Despite the prohibition of the use of asbestos in the early ‘90s, asbestos-related lung diseases are on the peak nowadays, illustrating the long latency observed in these diseases. Whereas pleural asbestosis is easily diagnosed on the basis of a corresponding patient’s history and the typical radiographic appearance in HRCT, diagnosing pulmonary involvement is more complex. If pleural changes typical of asbestos-induced lung diseases are present, any kind of interstitial lung disease should be regarded asbestos-induced, unless a known other cause is identified. In absence of prototypical pleural changes, however, the association between radiographic and histopathological findings of pulmonary fibrosis, sometimes even resembling a typical UIP pattern, and asbestos can only be made on the basis of a thorough, extensive patient history, with a focus on the professional activities [13]. Typically, the disease is progressive in nature, with a varying rate of progression. There is no established treatment for these patients and steroids or immunosuppressants are typically not regarded as effective. Apart from the progressive nature of lung fibrosis, patients with ALF or pleural asbestosis are facing the challenge of lung cancer or mesothelioma development, which then largely determines the prognosis. Interestingly, more recent reports also indicate ongoing epithelial injury in asbestos-induced lung fibrosis [14].

Efficacy and safety of pirfenidone in clinical IPF trials

Clinical safety and efficacy data on oral pirfenidone for the treatment of patients with IPF and PF include the following: Three published journal articles on clinical studies evaluating oral pirfenidone for the treatment of patients with IPF [15,16,17]; one controlled Phase II trial was published in abstract form but not published as a journal article in the medical literature: the study, PIPF-001, was initiated by Marnac, the original Sponsor, and completed by InterMune [18]; one study published by the National Institutes of Health (NIH) using pirfenidone in patients with PF associated with Hermansky-Pudlak Syndrome (HPS) [19]; one controlled, prospective, randomized clinical trial evaluating oral pirfenidone in Japanese IPF patients [20]; two controlled, prospective, randomized clinical Phase III trials evaluating oral pirfenidone in IPF patients with change in FVC as primary endpoint (CAPACITY program, PIPF 004 and PIPF 006) [1]; one pivotal phase III clinical trial (ASCEND) confirming the beneficial effect of pirfenidone on decline of FVC, decline of 6MWD, and a significant effect on overall mortality [2]. There is a pooled analysis of the three randomized clinical trials [1, 2] available [3], as well as a meta-analysis summarizing some of the clinical observations made with pirfenidone in patients with IPF [21].

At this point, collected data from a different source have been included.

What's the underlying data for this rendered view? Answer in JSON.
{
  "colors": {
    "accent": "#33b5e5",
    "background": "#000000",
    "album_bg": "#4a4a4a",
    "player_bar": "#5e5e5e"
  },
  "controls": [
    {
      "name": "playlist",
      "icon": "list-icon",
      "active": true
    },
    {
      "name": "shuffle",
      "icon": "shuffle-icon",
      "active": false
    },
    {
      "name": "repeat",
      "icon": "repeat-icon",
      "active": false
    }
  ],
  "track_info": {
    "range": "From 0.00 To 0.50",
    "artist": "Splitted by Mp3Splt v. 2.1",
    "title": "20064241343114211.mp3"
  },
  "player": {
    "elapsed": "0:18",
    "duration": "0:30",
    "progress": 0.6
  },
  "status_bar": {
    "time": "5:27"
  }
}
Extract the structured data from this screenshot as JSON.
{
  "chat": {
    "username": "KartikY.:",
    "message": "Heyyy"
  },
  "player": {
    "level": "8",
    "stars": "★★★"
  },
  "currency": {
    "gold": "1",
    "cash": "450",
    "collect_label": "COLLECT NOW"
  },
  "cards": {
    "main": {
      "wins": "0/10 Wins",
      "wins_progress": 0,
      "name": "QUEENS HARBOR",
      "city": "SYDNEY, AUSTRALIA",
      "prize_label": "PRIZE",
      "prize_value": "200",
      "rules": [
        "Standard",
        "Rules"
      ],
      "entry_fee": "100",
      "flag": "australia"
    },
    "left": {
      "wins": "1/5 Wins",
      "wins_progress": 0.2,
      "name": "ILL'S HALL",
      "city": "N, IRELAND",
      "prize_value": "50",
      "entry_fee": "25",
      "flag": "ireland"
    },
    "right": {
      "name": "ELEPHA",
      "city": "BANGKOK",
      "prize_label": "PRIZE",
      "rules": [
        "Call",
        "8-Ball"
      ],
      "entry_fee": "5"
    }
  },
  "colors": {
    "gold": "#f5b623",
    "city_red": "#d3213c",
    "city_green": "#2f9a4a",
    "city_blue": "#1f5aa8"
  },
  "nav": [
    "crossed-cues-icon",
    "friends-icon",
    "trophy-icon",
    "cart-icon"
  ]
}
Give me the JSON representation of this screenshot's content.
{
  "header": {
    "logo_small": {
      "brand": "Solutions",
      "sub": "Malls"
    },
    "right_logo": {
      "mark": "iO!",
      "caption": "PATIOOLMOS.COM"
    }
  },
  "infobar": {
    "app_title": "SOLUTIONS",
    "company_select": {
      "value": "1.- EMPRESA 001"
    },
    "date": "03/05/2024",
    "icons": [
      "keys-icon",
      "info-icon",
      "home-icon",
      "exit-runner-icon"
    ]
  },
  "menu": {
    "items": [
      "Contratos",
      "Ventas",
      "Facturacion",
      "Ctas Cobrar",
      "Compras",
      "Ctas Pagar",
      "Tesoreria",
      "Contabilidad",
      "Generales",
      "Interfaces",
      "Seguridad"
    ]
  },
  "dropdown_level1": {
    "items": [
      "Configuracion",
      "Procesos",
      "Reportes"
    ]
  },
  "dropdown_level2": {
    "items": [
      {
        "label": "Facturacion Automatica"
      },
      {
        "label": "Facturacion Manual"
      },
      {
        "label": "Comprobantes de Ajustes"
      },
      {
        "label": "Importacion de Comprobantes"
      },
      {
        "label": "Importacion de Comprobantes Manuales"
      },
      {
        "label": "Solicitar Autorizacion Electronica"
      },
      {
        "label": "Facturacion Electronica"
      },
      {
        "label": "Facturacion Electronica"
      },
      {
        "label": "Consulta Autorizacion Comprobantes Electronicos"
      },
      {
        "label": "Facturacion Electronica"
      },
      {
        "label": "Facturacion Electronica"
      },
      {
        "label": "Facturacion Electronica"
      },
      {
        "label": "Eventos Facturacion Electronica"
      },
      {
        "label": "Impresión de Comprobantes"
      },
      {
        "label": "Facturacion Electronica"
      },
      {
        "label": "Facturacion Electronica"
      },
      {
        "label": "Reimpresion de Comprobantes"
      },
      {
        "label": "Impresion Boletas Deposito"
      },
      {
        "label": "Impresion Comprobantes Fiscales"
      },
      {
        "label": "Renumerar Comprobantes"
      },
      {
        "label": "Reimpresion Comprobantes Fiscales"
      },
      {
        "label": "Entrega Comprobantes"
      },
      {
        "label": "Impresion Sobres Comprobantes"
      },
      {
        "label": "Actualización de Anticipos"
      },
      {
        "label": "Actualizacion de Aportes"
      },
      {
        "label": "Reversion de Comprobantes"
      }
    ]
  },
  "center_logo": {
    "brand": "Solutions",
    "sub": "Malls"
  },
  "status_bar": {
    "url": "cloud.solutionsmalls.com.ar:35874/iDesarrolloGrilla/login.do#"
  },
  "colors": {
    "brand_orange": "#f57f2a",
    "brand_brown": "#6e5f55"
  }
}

On the basis of these studies, pirfenidone was authorized as treatment for mild to moderate IPF in the EU in the year 2011 and in the US after completion of the confirmatory ASCEND trial in 2014. In total, more than 1650 volunteers and patients received at least one dose of pirfenidone in clinical trials. Pirfenidone was administered orally TID at total doses ranging from 1197 mg/d to 3600 mg/d. The incidence of adverse events (AEs) in clinical studies was high (approximately 80–90%) but they were comparable in the pirfenidone and placebo arms and in general classified as mild to moderate. In all clinical trials, the side effect profile of pirfenidone was similar, with gastrointestinal malaise, anorexia, weight loss being most frequent, followed by skin rash and photosensitivity requiring permanent use of sun blockers. Overall, the side effects were tolerable for the vast majority of IPF patients and only led in approximately 5% to treatment discontinuation.

Rationale for the RELIEF study

As outlined above, IPF is not the only fibrotic lung disease being characterized by a UIP pattern and by primarily fibrotic (reticular) changes in HRCT. Similar changes may be encountered in CVD-LF, cHP, and ALF. Although distinct in terms of histopathology and HRCT, fNSIP may act in a clinically similar manner as compared to IPF. Therefore, if immunosuppressive therapy, usually administered in CVD-LF, fNSIP, and cHP fails to stop the progression of the disease, the life-expectancy of patients with these forms of diffuse parenchymal lung disease is likewise limited by the progressive nature of the lung fibrosis. Against this background it appears more than reasonable to speculate that pirfenidone, a drug with a yet not completely known molecular action profile, but profound anti-fibrotic and even anti-inflammatory activities, may not only be effective in IPF, but also in other, progressive forms of lung fibrosis, where anti-inflammatory treatment modalities fail to exert arrest of progression and/or improvement.

Aims of the study

The purpose of the RELIEF study is to assess the safety and efficacy of treatment with pirfenidone (2403 mg/d) compared to placebo in patients with CVD-LF, fNSIP, cHP, and ALF.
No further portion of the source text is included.